Adaptive Rational Krylov for Sylvester Equations

This repository contains the implementation of a block rational Krylov subspace method for the solution of Sylvester equations of the form $AX - XB = UV^T$, with, $U,V$ tall and skinny, and $A$ and $B$ large and square. The method is described in detail in [1], and has the following features:

• Builds on matrix-vector products and linear solves with shifted copies of $A$ and $B$. In particular, the methods can take advantage of sparse or data-sparse matrices.
• Adaptive pole selection: optimal poles are chosen during the construction of the projection subspace automatically. The pole selection is based on a novel criterion that enables a better understanding of the convergence of block Krylov methods, which is not just a straightforward extension of "scalar" Krylov methods.

The examples included in the repository can be used to test the method on two examples: the discretizations of a 2D Poisson problem, and a 2D convection-diffusion equation.

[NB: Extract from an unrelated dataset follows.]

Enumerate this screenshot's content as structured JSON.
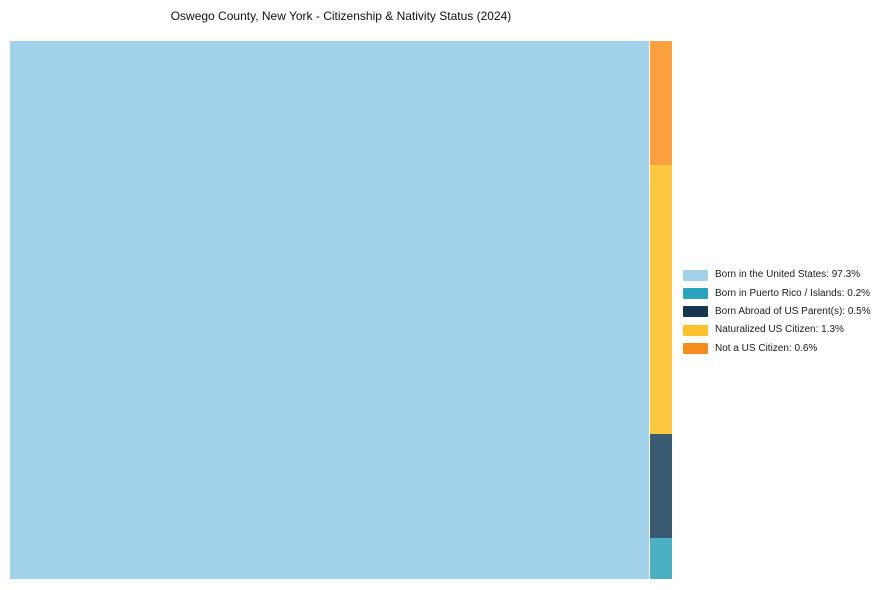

The algorithm computes rational Krylov subspaces using the rktoolbox described in [2]. The code has been tested using the version 2.9 of rktoolbox.

References

[1]. Casulli, A. & Robol, L., An effcient block rational Krylov solver for Sylvester equations with adaptive pole selection, arXiv.

[2]. Berljafa, M. & S. Elsworth, S. & Guttel, S., A rational Krylov toolbox for Matlab (2014).